WASHINGTON — Sen. Robert Byrd, the longest-serving senator in history, is stepping down from his cherished post as chairman of the Senate Appropriations Committee.
Byrd, 90, has become increasingly frail in recent years, and the move didn't come as a surprise.
The West Virginia Democrat, first elected to the Senate in 1958, is a Senate icon and a legend in his own state, to which he has single-handedly been responsible for directing huge sums of federal largess for roads, universities and other projects. It was a perk of his powerful perch as chairman or top minority member of the panel for the past two decades.

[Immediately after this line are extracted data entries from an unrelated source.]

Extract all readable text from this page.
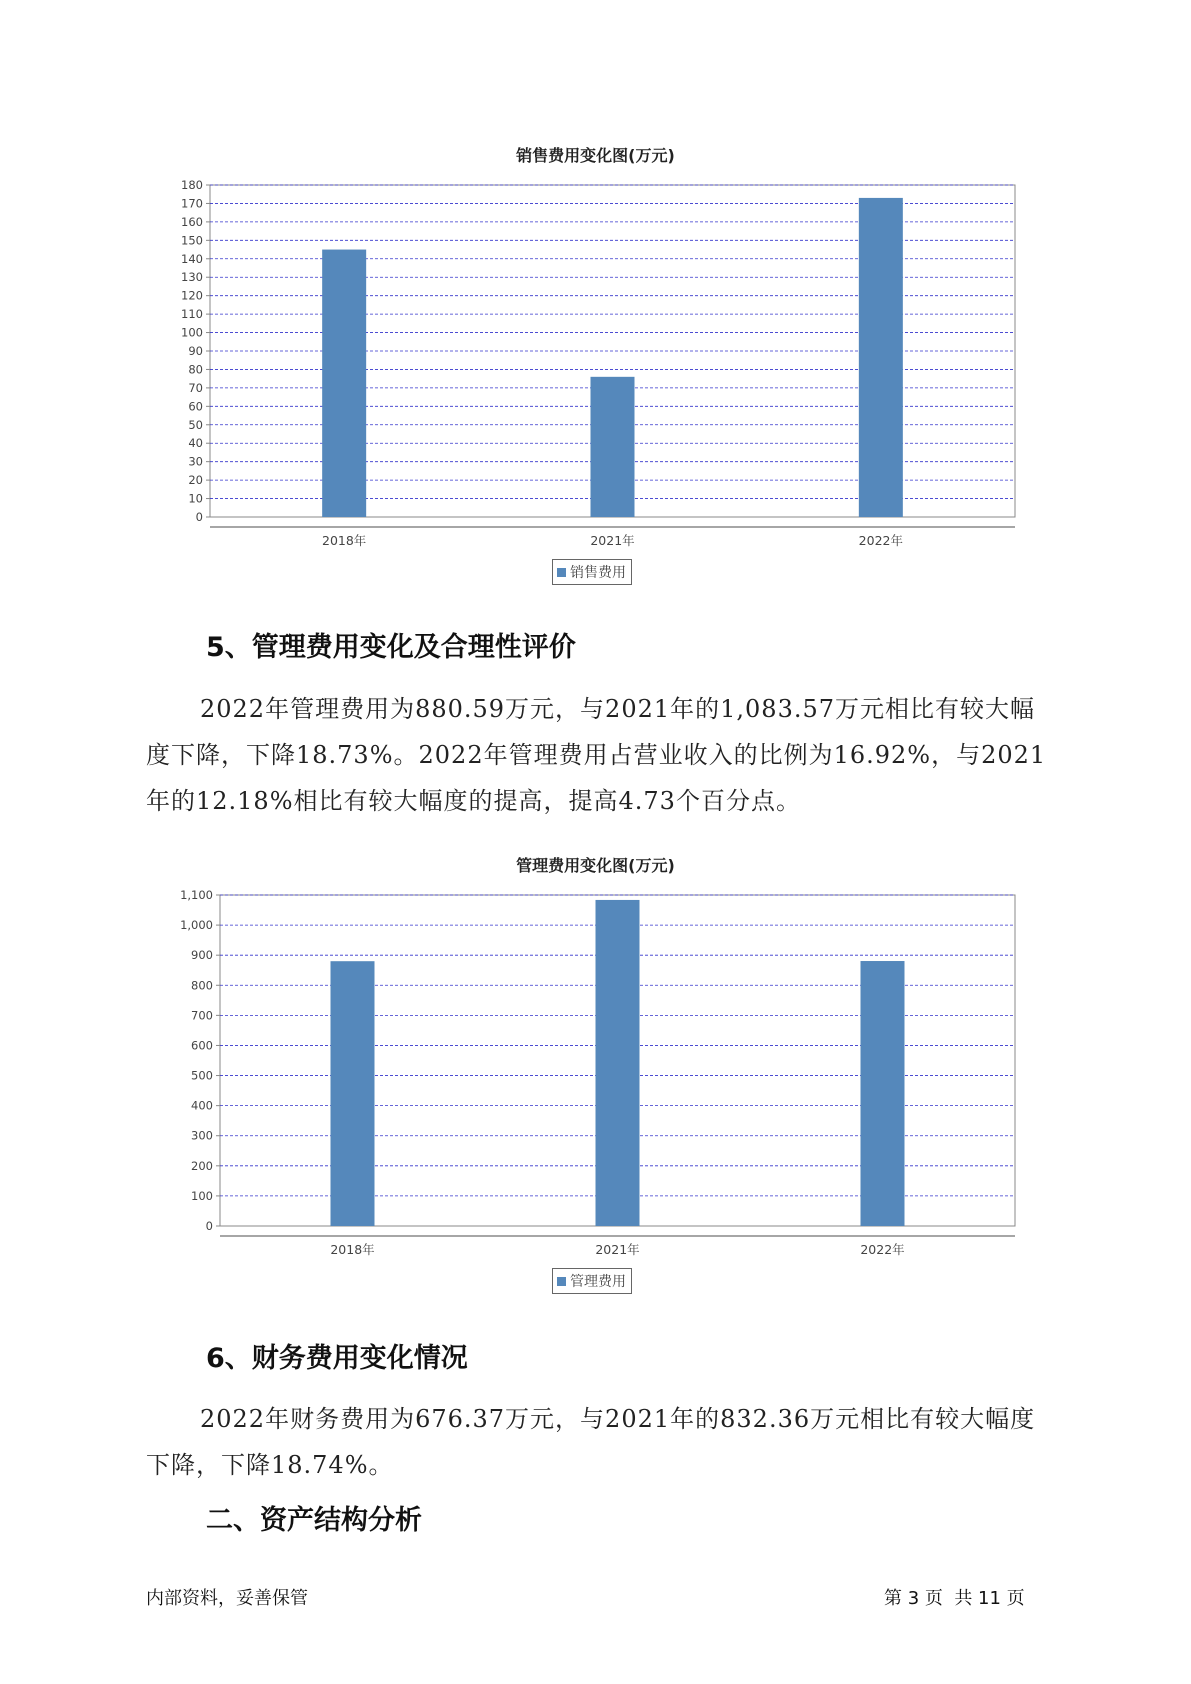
销售费用变化图(万元)
0
10
20
30
40
50
60
70
80
90
100
110
120
130
140
150
160
170
180
2018年	2021年	2022年
销售费用
5、管理费用变化及合理性评价
2022年管理费用为880.59万元，与2021年的1,083.57万元相比有较大幅度下降，下降18.73%。2022年管理费用占营业收入的比例为16.92%，与2021年的12.18%相比有较大幅度的提高，提高4.73个百分点。
管理费用变化图(万元)
0
100
200
300
400
500
600
700
800
900
1,000
1,100
2018年	2021年	2022年
管理费用
6、财务费用变化情况
2022年财务费用为676.37万元，与2021年的832.36万元相比有较大幅度下降，下降18.74%。
二、资产结构分析
内部资料，妥善保管	第 3 页  共 11 页
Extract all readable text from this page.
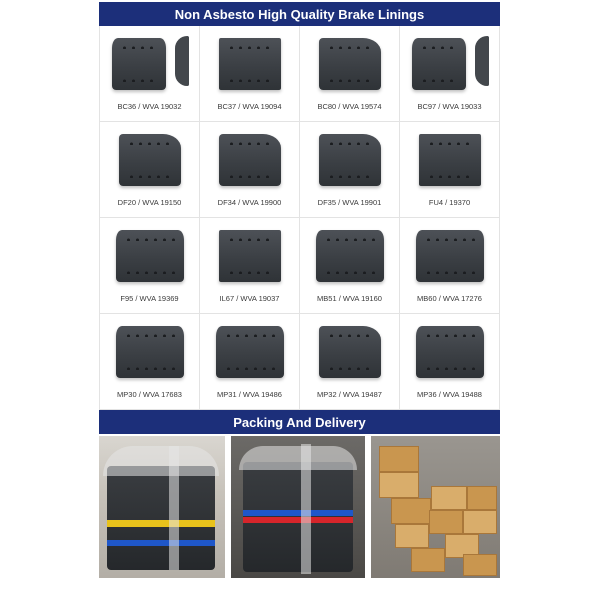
Non Asbesto High Quality Brake Linings
BC36 / WVA 19032	BC37 / WVA 19094	BC80 / WVA 19574	BC97 / WVA 19033
DF20 / WVA 19150	DF34 / WVA 19900	DF35 / WVA 19901	FU4 / 19370
F95 / WVA 19369	IL67 / WVA 19037	MB51 / WVA 19160	MB60 / WVA 17276
MP30 / WVA 17683	MP31 / WVA 19486	MP32 / WVA 19487	MP36 / WVA 19488
Packing And Delivery
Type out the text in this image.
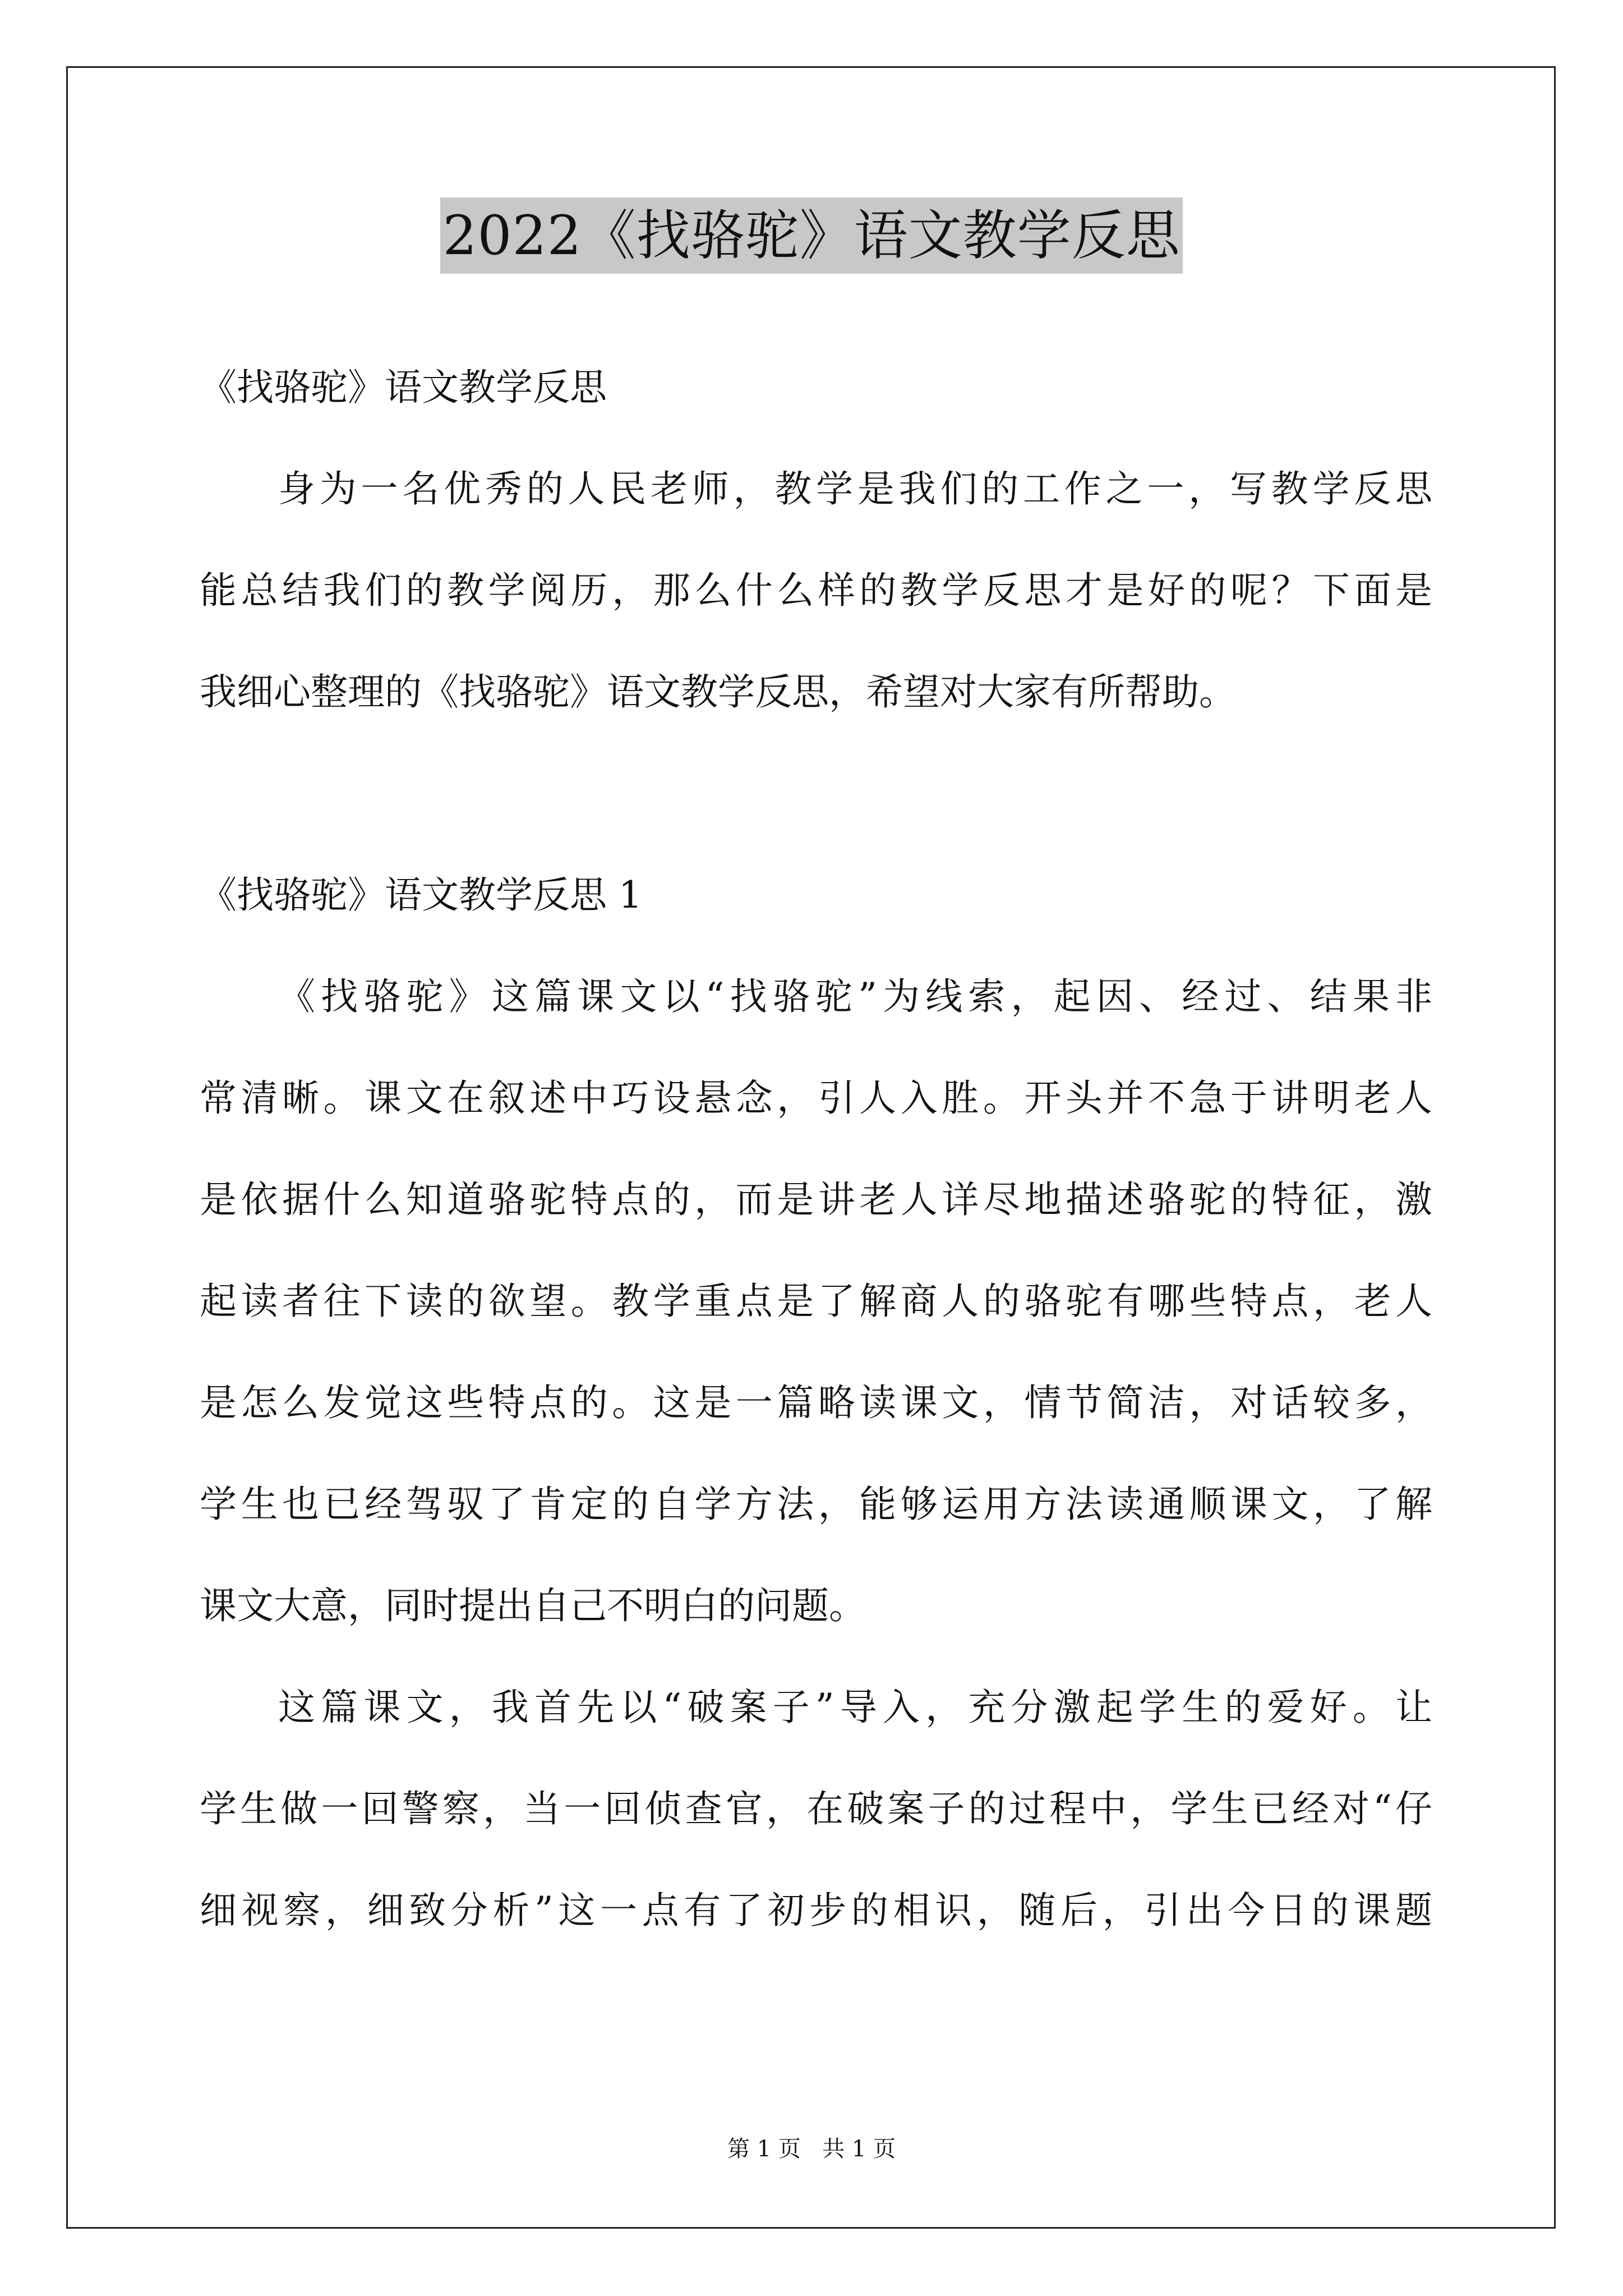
2022《找骆驼》语文教学反思
《找骆驼》语文教学反思
身为一名优秀的人民老师，教学是我们的工作之一，写教学反思
能总结我们的教学阅历，那么什么样的教学反思才是好的呢？下面是
我细心整理的《找骆驼》语文教学反思，希望对大家有所帮助。
《找骆驼》语文教学反思 1
《找骆驼》这篇课文以“找骆驼”为线索，起因、经过、结果非
常清晰。课文在叙述中巧设悬念，引人入胜。开头并不急于讲明老人
是依据什么知道骆驼特点的，而是讲老人详尽地描述骆驼的特征，激
起读者往下读的欲望。教学重点是了解商人的骆驼有哪些特点，老人
是怎么发觉这些特点的。这是一篇略读课文，情节简洁，对话较多，
学生也已经驾驭了肯定的自学方法，能够运用方法读通顺课文，了解
课文大意，同时提出自己不明白的问题。
这篇课文，我首先以“破案子”导入，充分激起学生的爱好。让
学生做一回警察，当一回侦查官，在破案子的过程中，学生已经对“仔
细视察，细致分析”这一点有了初步的相识，随后，引出今日的课题
第 1 页   共 1 页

Before that, he was the Senate's Democratic leader for 12 years.
Byrd said Friday that he had made the decision voluntarily, deciding it's time for new leadership on the committee, which is among the most important in Congress for its control over more than $1-trillion in federal agencies' budgets.
"A new day has dawned in Washington, and that is a good thing. For my part, I believe that it is time for a new day at the top of the Senate Appropriations Committee," Byrd said in a statement. He said he will remain as chairman of the subcommittee that writes the budget for the Department of Homeland Security.
Byrd will be replaced by Hawaii Democrat Daniel Inouye, 84, who has served in the Senate since 1963 and who also has a reputation for shipping federal dollars back to his state. Inouye said he was "humbled" at the prospect of taking over the panel in January when the new Congress convenes.